Cancer accounts for one in every four deaths in Malta. According to the latest statistics issued by the national cancer platform, it appears that 27% of deaths in Malta are cancer-linked, 29% of men and 24% of women. Nearly 1,000 persons are diagnosed with cancer every year, and just over half manage to get cured. This statistic indicates that practically every family in Malta has or had someone struck down by this cruel illness. Popolin discussed what leads to an increase in the incidence of cancer, and what steps can be taken for better control.

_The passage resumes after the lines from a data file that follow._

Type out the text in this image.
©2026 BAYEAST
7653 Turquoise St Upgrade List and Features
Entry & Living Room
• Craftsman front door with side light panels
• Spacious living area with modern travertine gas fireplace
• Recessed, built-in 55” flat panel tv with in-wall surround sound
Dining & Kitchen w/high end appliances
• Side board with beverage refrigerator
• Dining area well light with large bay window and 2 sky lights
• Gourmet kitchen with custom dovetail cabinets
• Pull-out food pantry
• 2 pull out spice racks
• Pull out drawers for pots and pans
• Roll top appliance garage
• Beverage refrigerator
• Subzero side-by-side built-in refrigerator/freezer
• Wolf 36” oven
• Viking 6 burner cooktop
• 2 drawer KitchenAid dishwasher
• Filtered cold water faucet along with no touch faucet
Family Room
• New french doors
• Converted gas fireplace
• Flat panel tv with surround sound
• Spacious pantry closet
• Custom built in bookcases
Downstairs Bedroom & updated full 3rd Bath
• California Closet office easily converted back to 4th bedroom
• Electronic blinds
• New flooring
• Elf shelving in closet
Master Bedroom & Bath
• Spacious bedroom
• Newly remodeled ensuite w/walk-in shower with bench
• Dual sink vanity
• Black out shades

Consultant Paediatrician in Children’s Oncology Dr Victor Calvagna, a guest on the programme, explained that the cancer problem in Malta is very similar to that of other countries. As Dr Calvagna comes across more child cancer patients because of the nature of his work, he explained that there is a big difference between the impact of cancer on an adult and the same impact on children. “Cancer in children responds better to treatment, in fact between 80 and 85% survive.” Dr Calvagna added that the types of cancer are different. In children, one does not come across lung cancer, bowel cancer, breast cancer or prostate cancer. The most common cancer they come across is leukaemia and bone cancer.

Dr Calvagna explained that the causes of cancer in children are completely different to the causes in adults. Children are not stricken by cancer because they smoke, drink excessively, don’t exercise or follow the wrong diet. “Children either inherit cancer, a very small percentage, or unfortunately because it happens. The risk of children getting cancer is much lower than that of adults, in fact, the risk is one in every five hundred, whereas, in the case of adults up to age 50, the risk is one in ten.” Dr Calvagna explained it is possible that what has been consumed by the parents before pregnancy leaves its effect on the children, however, there is no evidence to indicate with certainty that certain behaviour causes cancer.

Asked by the presenter about the most vulnerable age for cancer, Dr Calvagna said it is the first five years in a child’s life, as children develop at a fast rate during this period, and there is a possibility of a mutation which results in cancer. In conclusion, Dr Cavagna added that in his view, alternative medicine does not work.